The Limits of Vocal but Idealistic Activism
Alongside these distortions, another problem arises in the sphere of activism. Public campaigns for degrowth and systemic overhaul are often vocal, emotional, and highly visible. They raise alarms about ecological breakdown and call for radical restraint. Yet they lack mechanisms to produce real outcomes.
These movements often thrive in spaces created by capitalism itself. Social media platforms, publishing industries, and global conferences amplify their voices. Their visibility depends on the very systems they condemn. The paradox is striking: critiques of capitalism circulate most effectively within capitalist networks.

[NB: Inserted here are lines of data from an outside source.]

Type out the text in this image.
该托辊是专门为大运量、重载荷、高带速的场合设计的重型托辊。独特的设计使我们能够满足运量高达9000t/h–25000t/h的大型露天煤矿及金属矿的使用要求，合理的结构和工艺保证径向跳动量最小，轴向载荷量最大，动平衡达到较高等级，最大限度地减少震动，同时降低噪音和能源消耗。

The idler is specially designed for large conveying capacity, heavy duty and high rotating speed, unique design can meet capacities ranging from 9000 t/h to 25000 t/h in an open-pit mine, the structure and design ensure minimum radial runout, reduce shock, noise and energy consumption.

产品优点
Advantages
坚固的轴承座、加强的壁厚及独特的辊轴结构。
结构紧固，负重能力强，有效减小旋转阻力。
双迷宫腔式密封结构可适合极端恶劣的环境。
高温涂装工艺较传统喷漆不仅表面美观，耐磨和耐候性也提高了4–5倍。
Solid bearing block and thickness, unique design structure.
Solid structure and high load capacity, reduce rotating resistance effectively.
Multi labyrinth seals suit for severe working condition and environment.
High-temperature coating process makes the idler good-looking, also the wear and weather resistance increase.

The deeper weakness is practical. Idealistic campaigns can warn, but they cannot scale solutions. They may inspire followers, but they also polarize societies, harden resentments, and at times spill into destructive protest. Without the discipline of incentives, activism risks turning into performance rather than progress. The result is division rather than development.
Growth in Good Values
The real alternative to both distorted incentives and empty rhetoric is not to shrink from growth, but to grow in the right directions. Growth in good values is the task before us.
This means aligning profit with sustainability, competition with responsibility, and enterprise with social benefit. Carbon pricing can make pollution costly. Transparent ESG standards can direct investment toward firms that genuinely meet environmental and social goals, not just those that adopt the label. Markets for cleaner technologies can thrive when they are supported by rules that reward efficiency rather than political connection.
The examples of success are clear. Solar power became affordable not because of slogans but because firms competed to make it so. Electric cars became desirable not only because they reduce emissions but because they were made stylish, affordable, and practical through competitive markets. Even cultural shifts toward healthier food and sustainable design gained momentum when businesses saw that consumers valued them and were willing to pay.
This is capitalism at its best: not blind growth, not artificial planning, but incentives carefully tuned to direct human creativity toward values that matter.
Beyond Degrowth, Toward Value-Driven Growth
The crises of our time are real. Climate change, inequality, and political division cannot be ignored. But to declare capitalism finished is to ignore both the disasters of its alternatives and the progress it has enabled.
Degrowth offers warnings but no solutions. Distorted capitalism, when incentives are warped by subsidies or political capture, produces waste and resembles the very command economies it claims to avoid. Activism that relies on moral urgency without mechanisms risks fueling division rather than transformation.
What we need instead is a renewed vision of capitalism as an amplifier of values. The task is to ensure that what it amplifies are not destructive impulses but constructive ones. Growth in good values, driven by incentives that reward what benefits society and the planet, is not a fantasy. It is already visible in the advances of technology, medicine, and sustainable industry.
Capitalism is not our enemy. It is the most powerful tool we have. The question is whether we can use it wisely, aligning its energy with the values that will allow humanity to endure and flourish. The choice is not between capitalism and survival. It is between abused capitalism and refined capitalism, between directionless growth and value-driven growth. The time has come to choose the better path.